The recovered stone tablet quotes sources now gone from the surface of Úrim and all of its continents. Kósmon wept his children and named this conflict, the Primeval War, —renamed by historians as the Protowar—, a time of Wolves and Axes. Then he washed the hands and the feet of his sons but left their memories untouched so they could remember with a painful amount detail, what they had lost and the damage they caused to the world. He also made death —molded after his own weariness, but greater in degree— to descend upon the once immortal races;  elves, his favorites from above all else, which lived in a blessed garden, were given not bodily death, but systematic oblivion. He punished the Guardians and incinerated them for 21 days straight. On the 22nd day, he mixed the dust of his failed creations and bled his penis over them. And he made them whole again, inferior, enslaved to his will, weaker each day until the day came when they disappeared altogether.

Regenerating valleys, mountains and forest, as well as all the flora and fauna that inhabited them; seeding all the races anew along their Guardians exhausted Kósmon, and he fell in the Sleep of Death that he himself created as a punishment for his sons. Kósmon, the Creator, would sleep forever, and the Guardians would be forced to watch over him and all the races of Úrim. The remake and rebirth of the Guardians is known since as the Regenesis. All mortal races were expelled from Kósmon’s earthly plane and forced to roam Úrim so they sought a life for themselves and so they might be forgiven for their actions.

Almost all historians agree that the Protohistory ends just before the birth of Ivaldir Odinsson. There are two powerful reasons to consider so: First, that the races of Úrim would wander, since then, and would cause conflicts and great world alterations —greater even than those of the Protohistory, of course— and, second that up until that point there are no written records whatsoever. The first witness records of “what happened then” are registries scattered through the First Era. The defeat of Nergal would also fuel an interest for the past. Unfortunately, the dwarves were the only race that kept a fragment of that epoch, written at a time that was far too close to the Regenesis. Humans, orcs and giants lost any memories of this Era of bliss, called bitterly, since then, the Protohistory. Almost everyone forgot what happened after that.

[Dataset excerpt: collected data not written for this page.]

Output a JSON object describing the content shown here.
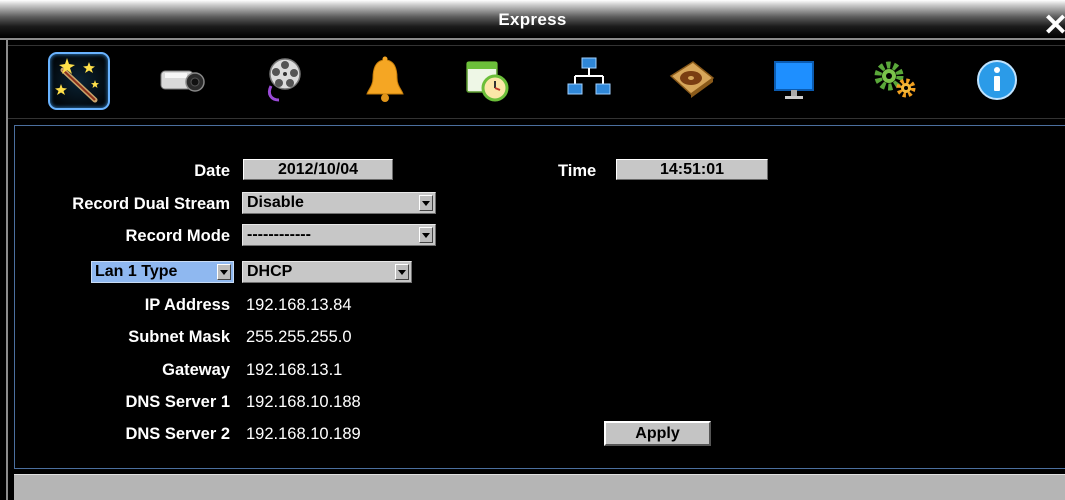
{
  "window": {
    "title": "Express",
    "close_symbol": "✕"
  },
  "toolbar": {
    "items": [
      {
        "name": "express-wizard",
        "icon": "wand-icon",
        "selected": true
      },
      {
        "name": "camera",
        "icon": "camera-icon"
      },
      {
        "name": "record",
        "icon": "film-reel-icon"
      },
      {
        "name": "event",
        "icon": "bell-icon"
      },
      {
        "name": "schedule",
        "icon": "calendar-clock-icon"
      },
      {
        "name": "network",
        "icon": "network-icon"
      },
      {
        "name": "disk",
        "icon": "hard-disk-icon"
      },
      {
        "name": "display",
        "icon": "monitor-icon"
      },
      {
        "name": "system",
        "icon": "gears-icon"
      },
      {
        "name": "info",
        "icon": "info-icon"
      }
    ]
  },
  "form": {
    "date_label": "Date",
    "date_value": "2012/10/04",
    "time_label": "Time",
    "time_value": "14:51:01",
    "dual_stream_label": "Record Dual Stream",
    "dual_stream_value": "Disable",
    "record_mode_label": "Record Mode",
    "record_mode_value": "------------",
    "lan_type_label": "Lan 1 Type",
    "lan_type_value": "DHCP",
    "ip_label": "IP Address",
    "ip_value": "192.168.13.84",
    "subnet_label": "Subnet Mask",
    "subnet_value": "255.255.255.0",
    "gateway_label": "Gateway",
    "gateway_value": "192.168.13.1",
    "dns1_label": "DNS Server 1",
    "dns1_value": "192.168.10.188",
    "dns2_label": "DNS Server 2",
    "dns2_value": "192.168.10.189",
    "apply_label": "Apply"
  },
  "colors": {
    "accent": "#4b6f9e",
    "selection": "#8fb8f0",
    "field": "#c7c7c7"
  }
}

Some events and findings have made most of my peers to reconsider exactly how mythic is, in fact, the Protohistory: the rise of the technomages during the Fourth Era and the Prototypes on the Second one; the discovery of the ruins of Lemuria; the remnants of Bael-Ungor, Uruk, Dhabi, Thorsheim and Jotunheim; the lost registries of the Second Session of the Academy that recount some of the events of the First Era; the resurgence of alchemy —and, for that matter, the verification of some of the most unbelievable recipes recorded in The Chemical Wedding—; the diviners and esoteric and rumors of ghosts in abandoned houses are just some of the hundreds of thousands of daily occurrences. All these seem to be the echoes of an epoch frozen in time that struggles to break a seal.

The following work bounds together in a single tome all that is known about the First Era and the things that happened then.

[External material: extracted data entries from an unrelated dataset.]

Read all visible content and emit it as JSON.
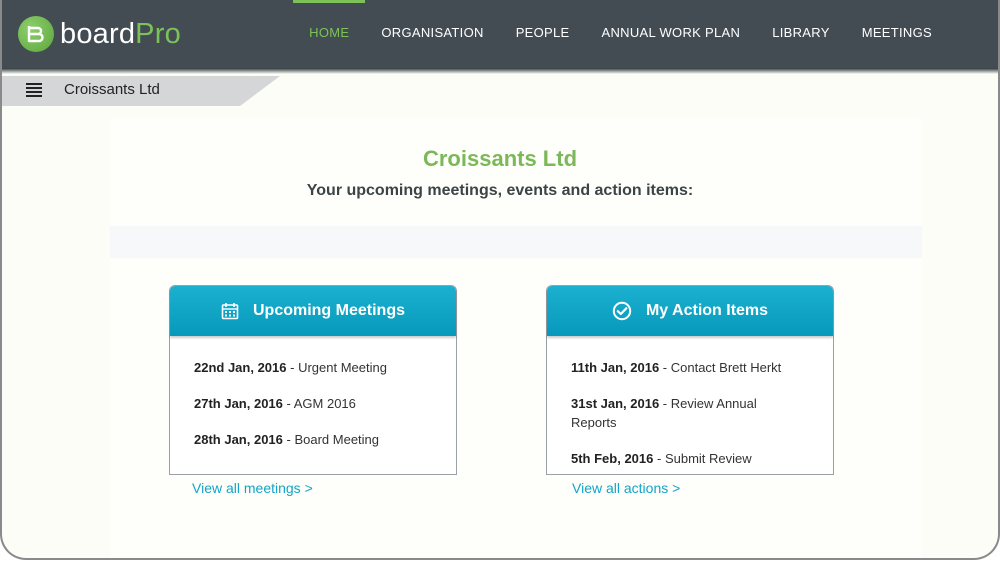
{
  "app": {
    "logo_board": "board",
    "logo_pro": "Pro"
  },
  "nav": [
    {
      "label": "HOME"
    },
    {
      "label": "ORGANISATION"
    },
    {
      "label": "PEOPLE"
    },
    {
      "label": "ANNUAL WORK PLAN"
    },
    {
      "label": "LIBRARY"
    },
    {
      "label": "MEETINGS"
    }
  ],
  "breadcrumb": {
    "title": "Croissants Ltd"
  },
  "main": {
    "org_title": "Croissants Ltd",
    "subtitle": "Your upcoming meetings, events and action items:"
  },
  "meetings": {
    "title": "Upcoming Meetings",
    "icon": "calendar-icon",
    "items": [
      {
        "date": "22nd Jan, 2016",
        "sep": " - ",
        "text": "Urgent Meeting"
      },
      {
        "date": "27th Jan, 2016",
        "sep": " - ",
        "text": "AGM 2016"
      },
      {
        "date": "28th Jan, 2016",
        "sep": " - ",
        "text": "Board Meeting"
      }
    ],
    "link": "View all meetings >"
  },
  "actions": {
    "title": "My Action Items",
    "icon": "check-circle-icon",
    "items": [
      {
        "date": "11th Jan, 2016",
        "sep": " - ",
        "text": "Contact Brett Herkt"
      },
      {
        "date": "31st Jan, 2016",
        "sep": " - ",
        "text": "Review Annual Reports"
      },
      {
        "date": "5th Feb, 2016",
        "sep": " - ",
        "text": "Submit Review"
      }
    ],
    "link": "View all actions >"
  },
  "colors": {
    "accent_green": "#7cb85a",
    "header_bg": "#434c53",
    "card_head": "#0ba3c4",
    "link": "#13a4c8"
  }
}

[1] Bjørns are the dwarves’ finest warriors. Covered from head to toe with steel armors and bear pelts, bjørns were trained since childhood in melee combat as well as offensive geomancy. However, most of what is remembered today about them are legends, such as the one of the mighty dwarf bjørn Hangatyr Nordstein from the Second Era. After the clans Runnenseele and Nordstein separated –this will be narrated in the next chapter–, the bjørn disappeared from the annals of Gal’Naar. They would be rediscovered during the Second Era.